Speaking of bandwidth limitations, the backup process must not be disruptive to other aspects of the business. Some broadband internet providers do not handle uploads very well. A provider may cap the total amount of data that can be uploaded within a given month or limit upload speeds in a way that makes them far slower than the provider's download speeds. Similarly, with some services, routine internet usage may slow to a crawl when a large upload is in progress. Although these cloud backup problems tend not to affect the enterprise as much, smaller organizations are often surprised by the impact that backing up to the cloud has on their internet service.
Cloud backup costs are two-directional
Organizations that are just getting started with cloud backups often underestimate the cost. Traditional, on-premises backups tend to have easily identifiable costs. An organization may, for example, have costs associated with backup media and with backup software licenses. These costs are fixed and relatively predictable. Conversely, cloud backup problems can come in the form of widely varying costs that often increase steadily over time.

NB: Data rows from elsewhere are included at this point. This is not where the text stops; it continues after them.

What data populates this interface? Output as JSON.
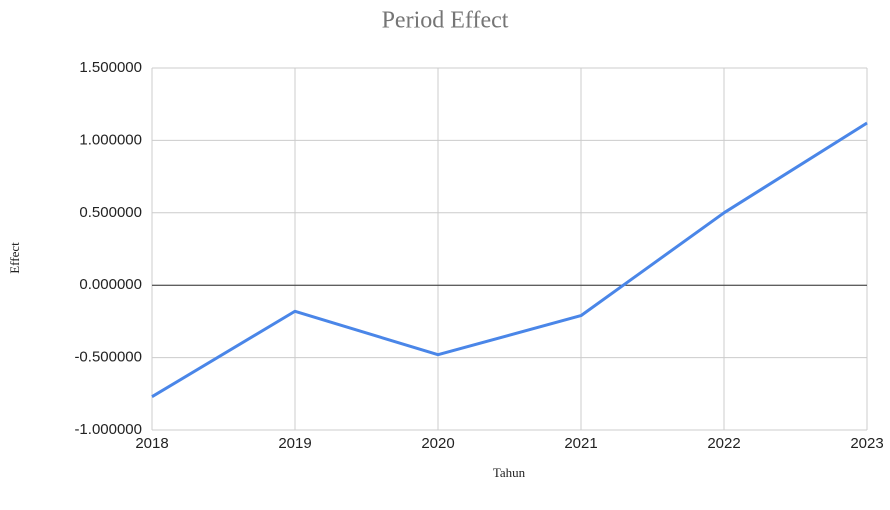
{
  "chart_data": {
    "type": "line",
    "title": "Period Effect",
    "xlabel": "Tahun",
    "ylabel": "Effect",
    "x": [
      2018,
      2019,
      2020,
      2021,
      2022,
      2023
    ],
    "series": [
      {
        "name": "Effect",
        "color": "#4a86e8",
        "values": [
          -0.77,
          -0.18,
          -0.48,
          -0.21,
          0.5,
          1.12
        ]
      }
    ],
    "xlim": [
      2018,
      2023
    ],
    "xticks": [
      2018,
      2019,
      2020,
      2021,
      2022,
      2023
    ],
    "ylim": [
      -1,
      1.5
    ],
    "yticks": [
      {
        "value": -1,
        "label": "-1.000000"
      },
      {
        "value": -0.5,
        "label": "-0.500000"
      },
      {
        "value": 0,
        "label": "0.000000"
      },
      {
        "value": 0.5,
        "label": "0.500000"
      },
      {
        "value": 1,
        "label": "1.000000"
      },
      {
        "value": 1.5,
        "label": "1.500000"
      }
    ],
    "grid": true
  }
}
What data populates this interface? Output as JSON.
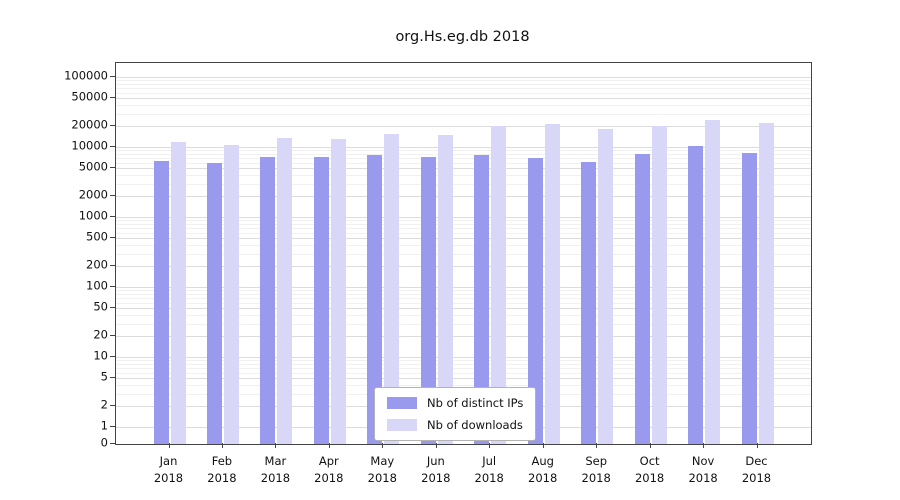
{
  "chart_data": {
    "type": "bar",
    "title": "org.Hs.eg.db 2018",
    "y_scale": "log",
    "ylim": [
      0,
      100000
    ],
    "grid": true,
    "legend_position": "bottom-center-inside",
    "categories": [
      "Jan 2018",
      "Feb 2018",
      "Mar 2018",
      "Apr 2018",
      "May 2018",
      "Jun 2018",
      "Jul 2018",
      "Aug 2018",
      "Sep 2018",
      "Oct 2018",
      "Nov 2018",
      "Dec 2018"
    ],
    "y_ticks": [
      0,
      1,
      2,
      5,
      10,
      20,
      50,
      100,
      200,
      500,
      1000,
      2000,
      5000,
      10000,
      20000,
      50000,
      100000
    ],
    "series": [
      {
        "name": "Nb of distinct IPs",
        "color": "#9999ee",
        "values": [
          6300,
          5900,
          7100,
          7100,
          7800,
          7100,
          7800,
          6900,
          6200,
          8000,
          10300,
          8200
        ]
      },
      {
        "name": "Nb of downloads",
        "color": "#d8d7f8",
        "values": [
          11800,
          10600,
          13500,
          13000,
          15500,
          15000,
          20000,
          21500,
          18000,
          20000,
          24500,
          22000
        ]
      }
    ]
  }
}
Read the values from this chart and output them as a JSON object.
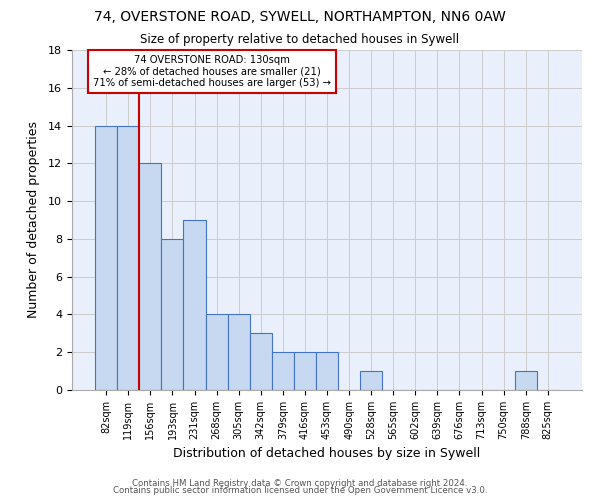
{
  "title1": "74, OVERSTONE ROAD, SYWELL, NORTHAMPTON, NN6 0AW",
  "title2": "Size of property relative to detached houses in Sywell",
  "xlabel": "Distribution of detached houses by size in Sywell",
  "ylabel": "Number of detached properties",
  "footer1": "Contains HM Land Registry data © Crown copyright and database right 2024.",
  "footer2": "Contains public sector information licensed under the Open Government Licence v3.0.",
  "bin_labels": [
    "82sqm",
    "119sqm",
    "156sqm",
    "193sqm",
    "231sqm",
    "268sqm",
    "305sqm",
    "342sqm",
    "379sqm",
    "416sqm",
    "453sqm",
    "490sqm",
    "528sqm",
    "565sqm",
    "602sqm",
    "639sqm",
    "676sqm",
    "713sqm",
    "750sqm",
    "788sqm",
    "825sqm"
  ],
  "bar_heights": [
    14,
    14,
    12,
    8,
    9,
    4,
    4,
    3,
    2,
    2,
    2,
    0,
    1,
    0,
    0,
    0,
    0,
    0,
    0,
    1,
    0
  ],
  "bar_color": "#c6d9f0",
  "bar_edge_color": "#4472c4",
  "grid_color": "#cccccc",
  "background_color": "#eaf0fb",
  "annotation_box_color": "#ffffff",
  "annotation_border_color": "#cc0000",
  "red_line_color": "#cc0000",
  "annotation_text_line1": "74 OVERSTONE ROAD: 130sqm",
  "annotation_text_line2": "← 28% of detached houses are smaller (21)",
  "annotation_text_line3": "71% of semi-detached houses are larger (53) →",
  "ylim": [
    0,
    18
  ],
  "yticks": [
    0,
    2,
    4,
    6,
    8,
    10,
    12,
    14,
    16,
    18
  ]
}
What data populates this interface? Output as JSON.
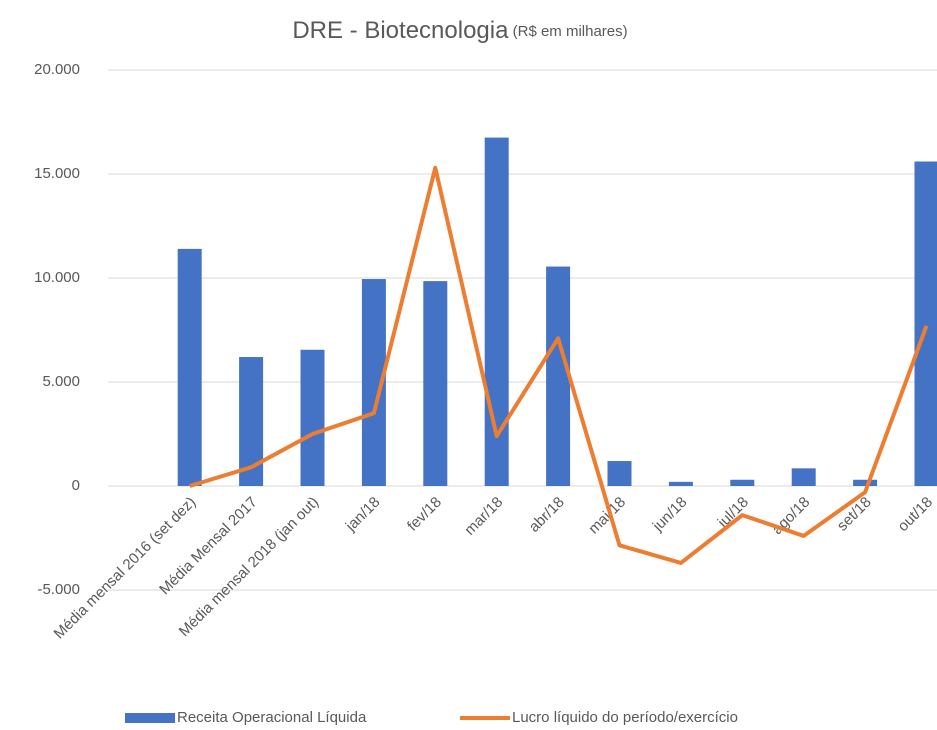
{
  "chart_data": {
    "type": "bar_line",
    "title": "DRE - Biotecnologia",
    "subtitle": "(R$ em milhares)",
    "categories": [
      "Média mensal 2016 (set dez)",
      "Média Mensal 2017",
      "Média mensal 2018 (jan out)",
      "jan/18",
      "fev/18",
      "mar/18",
      "abr/18",
      "mai/18",
      "jun/18",
      "jul/18",
      "ago/18",
      "set/18",
      "out/18"
    ],
    "series": [
      {
        "name": "Receita Operacional Líquida",
        "type": "bar",
        "color": "#4472c4",
        "values": [
          11400,
          6200,
          6550,
          9950,
          9850,
          16750,
          10550,
          1200,
          200,
          300,
          850,
          300,
          15600
        ]
      },
      {
        "name": "Lucro líquido do período/exercício",
        "type": "line",
        "color": "#ed7d31",
        "values": [
          0,
          900,
          2500,
          3500,
          15300,
          2400,
          7100,
          -2850,
          -3700,
          -1400,
          -2400,
          -300,
          7700
        ]
      }
    ],
    "ylim": [
      -5000,
      20000
    ],
    "yticks": [
      {
        "value": -5000,
        "label": "-5.000"
      },
      0,
      {
        "value": 5000,
        "label": "5.000"
      },
      {
        "value": 10000,
        "label": "10.000"
      },
      {
        "value": 15000,
        "label": "15.000"
      },
      {
        "value": 20000,
        "label": "20.000"
      }
    ],
    "grid": true,
    "legend": "bottom"
  }
}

There are two main costs that come into play with cloud backups. The first is the data storage cost imposed by the cloud service provider. Unlike backups made on premises, an organization never actually owns the cloud backup media. Instead, the provider leases the media on a monthly basis. Hence, organizations backing up to the cloud can expect to pay a monthly fee for each gigabyte of storage used.
The other cost associated with cloud data backups is the transfer cost. Cloud providers tend to bill their customers for both the upload and download of data. This is in addition to the ongoing storage costs. Furthermore, some internet service providers also bill their customers based on the amount of data that is transferred within a given month. Backing up data to the cloud increases internet data transfers, thereby also potentially increasing costs. To get around these potential cloud backup problems, organizations should make sure to carefully anticipate how much storage and transfer will cost.